Notably, the cross-sectional nature of these data precluded the inclusion of other variables that have been associated elsewhere with reported disability. Such factors include the early life experiences that predict later-life health and physical functioning, especially in women (Watt et. al., 2009; Kasper et. al. 2008; Hilldson et. al. 2006). Childhood poverty, psychological status, health behaviors, and the quality of social relationships may affect or be affected by health in old age (e.g., Armenian Pratt, Gallo, & Eaton, 1998
; Bruce, Seeman, Merrill, & Blazer, 1994
; Hilldson et. al. 2006; Kasper et. al. 2008; Ormel, Rijsdijk, Sullivan, Sonderen, & Kempen, 2002
; Watt et al., 2009). The distributions of some of these attributes differ for older women and men and the inclusion of these variables in full multivariate models accounted for some but not all of the residual gaps in reported disability (results available on request). To assess the causal relationships among these variables would require repeated measures over time and data on instrumental variables to account for their potential endogeneity.

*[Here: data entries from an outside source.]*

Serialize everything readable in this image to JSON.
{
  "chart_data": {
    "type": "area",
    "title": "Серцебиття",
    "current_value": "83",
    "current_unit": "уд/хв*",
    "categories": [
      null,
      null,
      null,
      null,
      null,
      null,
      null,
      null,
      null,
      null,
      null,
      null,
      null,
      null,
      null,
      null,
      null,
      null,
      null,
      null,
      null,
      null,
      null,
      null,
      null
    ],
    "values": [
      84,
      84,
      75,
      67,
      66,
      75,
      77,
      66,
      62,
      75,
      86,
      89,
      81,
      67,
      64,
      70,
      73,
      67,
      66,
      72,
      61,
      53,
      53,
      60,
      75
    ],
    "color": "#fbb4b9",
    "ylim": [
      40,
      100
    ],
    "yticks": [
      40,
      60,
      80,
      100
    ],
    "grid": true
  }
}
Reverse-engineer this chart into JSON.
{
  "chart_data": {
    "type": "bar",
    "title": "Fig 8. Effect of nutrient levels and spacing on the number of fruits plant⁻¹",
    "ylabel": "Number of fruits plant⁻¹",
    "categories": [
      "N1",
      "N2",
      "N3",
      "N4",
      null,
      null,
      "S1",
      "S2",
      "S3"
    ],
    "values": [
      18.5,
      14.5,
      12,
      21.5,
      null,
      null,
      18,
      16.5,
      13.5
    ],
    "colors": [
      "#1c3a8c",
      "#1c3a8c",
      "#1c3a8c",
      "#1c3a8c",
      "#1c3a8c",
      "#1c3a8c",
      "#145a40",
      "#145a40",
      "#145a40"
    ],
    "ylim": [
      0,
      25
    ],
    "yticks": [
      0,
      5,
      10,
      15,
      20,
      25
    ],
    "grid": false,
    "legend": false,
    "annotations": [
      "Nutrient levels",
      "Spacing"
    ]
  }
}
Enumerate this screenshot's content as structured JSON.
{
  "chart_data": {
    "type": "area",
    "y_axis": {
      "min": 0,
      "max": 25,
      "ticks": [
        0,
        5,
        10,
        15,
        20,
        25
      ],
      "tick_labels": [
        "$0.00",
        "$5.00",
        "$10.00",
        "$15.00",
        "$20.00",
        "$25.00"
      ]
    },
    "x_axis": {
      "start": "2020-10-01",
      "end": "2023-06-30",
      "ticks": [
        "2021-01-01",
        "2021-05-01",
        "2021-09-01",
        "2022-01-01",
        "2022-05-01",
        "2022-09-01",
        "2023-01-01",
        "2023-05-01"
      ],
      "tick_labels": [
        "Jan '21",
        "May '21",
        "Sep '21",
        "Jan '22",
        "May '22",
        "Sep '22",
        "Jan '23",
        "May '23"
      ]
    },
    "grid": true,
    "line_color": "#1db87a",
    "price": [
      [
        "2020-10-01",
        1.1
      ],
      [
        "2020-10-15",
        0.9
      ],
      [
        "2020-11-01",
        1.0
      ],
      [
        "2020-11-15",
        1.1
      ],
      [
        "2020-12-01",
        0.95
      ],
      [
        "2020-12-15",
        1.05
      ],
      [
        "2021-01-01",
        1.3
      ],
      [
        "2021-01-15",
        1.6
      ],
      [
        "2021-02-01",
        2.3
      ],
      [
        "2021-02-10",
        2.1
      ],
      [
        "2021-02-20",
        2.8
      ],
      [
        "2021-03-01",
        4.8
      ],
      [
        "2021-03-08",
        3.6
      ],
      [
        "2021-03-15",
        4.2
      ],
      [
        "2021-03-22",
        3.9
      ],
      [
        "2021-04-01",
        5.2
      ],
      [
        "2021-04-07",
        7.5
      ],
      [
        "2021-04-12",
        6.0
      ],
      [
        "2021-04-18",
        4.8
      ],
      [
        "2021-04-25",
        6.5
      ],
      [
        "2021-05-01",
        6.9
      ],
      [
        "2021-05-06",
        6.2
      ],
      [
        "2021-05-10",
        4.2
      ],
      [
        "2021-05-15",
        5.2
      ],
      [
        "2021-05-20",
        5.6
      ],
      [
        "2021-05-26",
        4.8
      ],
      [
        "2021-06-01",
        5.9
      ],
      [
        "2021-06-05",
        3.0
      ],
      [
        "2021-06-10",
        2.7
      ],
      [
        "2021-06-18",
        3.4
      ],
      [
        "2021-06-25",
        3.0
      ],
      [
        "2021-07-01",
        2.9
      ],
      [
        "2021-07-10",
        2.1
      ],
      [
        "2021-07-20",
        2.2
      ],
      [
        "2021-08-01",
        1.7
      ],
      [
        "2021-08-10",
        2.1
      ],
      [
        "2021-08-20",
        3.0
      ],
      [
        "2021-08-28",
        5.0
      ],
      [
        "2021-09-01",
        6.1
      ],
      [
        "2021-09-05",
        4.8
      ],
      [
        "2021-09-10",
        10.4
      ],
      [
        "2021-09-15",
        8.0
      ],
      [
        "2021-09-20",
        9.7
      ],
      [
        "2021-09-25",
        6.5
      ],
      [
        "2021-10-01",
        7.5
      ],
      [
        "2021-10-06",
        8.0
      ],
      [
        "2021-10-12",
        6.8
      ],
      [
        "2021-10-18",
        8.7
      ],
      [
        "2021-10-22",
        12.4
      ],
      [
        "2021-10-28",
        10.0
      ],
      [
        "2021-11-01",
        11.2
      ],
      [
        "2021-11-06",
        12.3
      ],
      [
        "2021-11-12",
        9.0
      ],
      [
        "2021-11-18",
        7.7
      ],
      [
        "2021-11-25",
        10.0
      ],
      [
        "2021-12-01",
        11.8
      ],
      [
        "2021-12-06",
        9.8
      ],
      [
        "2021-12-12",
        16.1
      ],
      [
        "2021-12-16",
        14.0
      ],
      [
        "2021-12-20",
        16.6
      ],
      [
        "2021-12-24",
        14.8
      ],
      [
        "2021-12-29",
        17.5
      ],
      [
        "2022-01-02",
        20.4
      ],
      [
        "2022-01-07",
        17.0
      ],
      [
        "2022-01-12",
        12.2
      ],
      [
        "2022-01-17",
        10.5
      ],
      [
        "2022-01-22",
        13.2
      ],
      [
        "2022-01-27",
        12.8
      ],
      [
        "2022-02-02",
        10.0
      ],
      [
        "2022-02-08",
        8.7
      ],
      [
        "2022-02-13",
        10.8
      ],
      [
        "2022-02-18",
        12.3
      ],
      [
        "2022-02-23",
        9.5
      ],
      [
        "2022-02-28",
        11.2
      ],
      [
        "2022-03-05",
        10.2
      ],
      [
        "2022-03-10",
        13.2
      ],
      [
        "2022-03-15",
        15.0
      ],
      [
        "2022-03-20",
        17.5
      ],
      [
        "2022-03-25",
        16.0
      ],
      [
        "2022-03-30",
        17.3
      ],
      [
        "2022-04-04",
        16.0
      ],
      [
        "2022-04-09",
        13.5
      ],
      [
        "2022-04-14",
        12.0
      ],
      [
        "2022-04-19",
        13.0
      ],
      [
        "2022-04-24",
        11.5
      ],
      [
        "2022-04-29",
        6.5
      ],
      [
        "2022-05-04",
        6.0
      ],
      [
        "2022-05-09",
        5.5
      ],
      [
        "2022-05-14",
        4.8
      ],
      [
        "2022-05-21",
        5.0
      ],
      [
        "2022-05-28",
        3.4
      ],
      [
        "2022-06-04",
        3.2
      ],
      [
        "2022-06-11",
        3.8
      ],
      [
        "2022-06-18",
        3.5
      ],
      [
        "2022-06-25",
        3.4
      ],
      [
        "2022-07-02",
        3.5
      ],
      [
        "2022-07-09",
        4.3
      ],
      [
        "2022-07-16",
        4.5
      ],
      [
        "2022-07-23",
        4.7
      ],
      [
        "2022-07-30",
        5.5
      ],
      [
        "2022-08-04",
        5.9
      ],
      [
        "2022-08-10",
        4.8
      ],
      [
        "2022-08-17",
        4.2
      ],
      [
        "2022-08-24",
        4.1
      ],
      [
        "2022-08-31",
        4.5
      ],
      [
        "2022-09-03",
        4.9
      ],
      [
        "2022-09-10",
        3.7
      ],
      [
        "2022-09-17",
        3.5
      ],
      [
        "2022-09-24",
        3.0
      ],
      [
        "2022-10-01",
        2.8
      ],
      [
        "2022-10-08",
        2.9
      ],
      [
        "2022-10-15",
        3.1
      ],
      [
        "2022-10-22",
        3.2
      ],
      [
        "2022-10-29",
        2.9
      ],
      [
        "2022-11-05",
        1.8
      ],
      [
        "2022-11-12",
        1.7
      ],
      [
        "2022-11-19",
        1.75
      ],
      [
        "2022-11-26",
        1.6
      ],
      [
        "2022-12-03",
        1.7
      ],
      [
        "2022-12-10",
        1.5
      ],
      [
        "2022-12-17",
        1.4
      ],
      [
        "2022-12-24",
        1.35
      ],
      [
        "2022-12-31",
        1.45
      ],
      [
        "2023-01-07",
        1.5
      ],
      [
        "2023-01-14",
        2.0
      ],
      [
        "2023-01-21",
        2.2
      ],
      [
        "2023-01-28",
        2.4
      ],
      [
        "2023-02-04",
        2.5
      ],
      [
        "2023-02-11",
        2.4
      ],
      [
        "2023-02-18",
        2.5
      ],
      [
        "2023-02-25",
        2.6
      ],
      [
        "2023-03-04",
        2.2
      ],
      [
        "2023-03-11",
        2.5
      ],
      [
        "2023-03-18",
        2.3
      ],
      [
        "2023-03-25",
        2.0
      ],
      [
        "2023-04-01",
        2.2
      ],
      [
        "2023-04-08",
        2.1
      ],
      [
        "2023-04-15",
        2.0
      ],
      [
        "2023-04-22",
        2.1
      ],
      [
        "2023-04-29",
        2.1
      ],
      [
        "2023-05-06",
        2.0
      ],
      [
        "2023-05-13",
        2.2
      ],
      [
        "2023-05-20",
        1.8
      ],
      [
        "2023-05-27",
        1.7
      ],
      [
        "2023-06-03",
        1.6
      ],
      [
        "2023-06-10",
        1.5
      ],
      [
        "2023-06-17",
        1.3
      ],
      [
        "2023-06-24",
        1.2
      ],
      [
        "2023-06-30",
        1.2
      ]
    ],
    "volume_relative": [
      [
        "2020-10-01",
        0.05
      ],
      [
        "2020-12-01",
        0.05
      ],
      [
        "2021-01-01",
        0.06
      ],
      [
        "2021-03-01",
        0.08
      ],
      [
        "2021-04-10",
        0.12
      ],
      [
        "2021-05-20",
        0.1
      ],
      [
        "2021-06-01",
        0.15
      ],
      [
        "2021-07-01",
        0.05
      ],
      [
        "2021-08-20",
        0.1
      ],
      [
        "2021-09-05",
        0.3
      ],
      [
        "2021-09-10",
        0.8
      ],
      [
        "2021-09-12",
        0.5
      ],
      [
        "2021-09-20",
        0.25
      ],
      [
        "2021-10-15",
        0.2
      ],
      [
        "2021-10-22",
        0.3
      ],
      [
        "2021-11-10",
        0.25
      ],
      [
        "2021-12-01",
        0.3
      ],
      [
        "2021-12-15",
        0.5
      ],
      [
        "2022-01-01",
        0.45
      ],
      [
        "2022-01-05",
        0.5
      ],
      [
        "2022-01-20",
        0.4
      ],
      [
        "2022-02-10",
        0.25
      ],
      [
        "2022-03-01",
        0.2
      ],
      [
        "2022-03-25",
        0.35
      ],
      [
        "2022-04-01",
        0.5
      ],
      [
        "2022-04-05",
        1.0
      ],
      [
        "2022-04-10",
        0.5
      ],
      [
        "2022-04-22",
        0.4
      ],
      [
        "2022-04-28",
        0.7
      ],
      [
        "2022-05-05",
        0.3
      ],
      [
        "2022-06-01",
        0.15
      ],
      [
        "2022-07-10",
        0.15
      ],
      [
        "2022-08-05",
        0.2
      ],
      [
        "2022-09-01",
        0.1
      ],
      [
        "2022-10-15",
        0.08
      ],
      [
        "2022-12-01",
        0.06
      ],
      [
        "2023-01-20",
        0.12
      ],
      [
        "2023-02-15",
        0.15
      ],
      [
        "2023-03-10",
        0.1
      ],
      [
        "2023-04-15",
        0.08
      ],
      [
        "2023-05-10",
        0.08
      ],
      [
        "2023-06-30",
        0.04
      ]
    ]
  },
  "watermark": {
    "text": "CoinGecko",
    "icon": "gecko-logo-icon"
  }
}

Together, the findings from this analysis corroborate those from other research in the region (Yount & Agree, 2005
) and suggest that collecting self-reports of difficulty with basic ADLs may be an appropriate and cost-effective way to compare actual levels of ADL disability across genders and contexts. However, although self-reports of difficulty with ROM and GM are meant to capture disability in a standard social environment, group differences in perceptions and social roles may systematically affect the responses to these questions. Thus, in a highly gender-stratified society like Egypt, these self-reported measures may offer insights about differences between women and men in their perceived needs for care; yet, these measures may provide a biased picture of disparities in objective functional status. In this case, in-home tests of physical performance may offer a cost-effective alternative to monitoring levels and disparities in objective functional disabilities in highly stratified settings.
The findings from this analysis have at least three policy implications to meet the needs of older, disabled adults in Egypt. First, older Egyptian women have higher objective functional limitation than men, and so have greater real needs for functional assistance. Such assistance may come in the form of simple technologies to improve mobility and functional independence. Such assistance also may be available in families, who normatively are still expected to provide such assistance. However, as women’s schooling attainment and formal work increases, new demands on their time are likely to compete with the real needs of older women (and men) for functional assistance. Thus, surveys of the family members on whom disabled older adults depend would help to quantify potentially growing needs for paid in-home care. Beyond differences in objective functioning, older women also report higher disability, suggesting their potentially greater demands for functional assistance. Potential over-reporting of disability may require educational interventions among older women and men to improve their abilities to assess functional capacities in ways that more closely reflect objective needs for care. Finally, because of gendered socialization, older disabled men may be less likely to report disabilities and to seek assistance for them. Such men may, therefore, be more invisible to the public health infrastructure. For this reason, community outreach and education may be needed at least initially to meet the functional needs of older disabled men.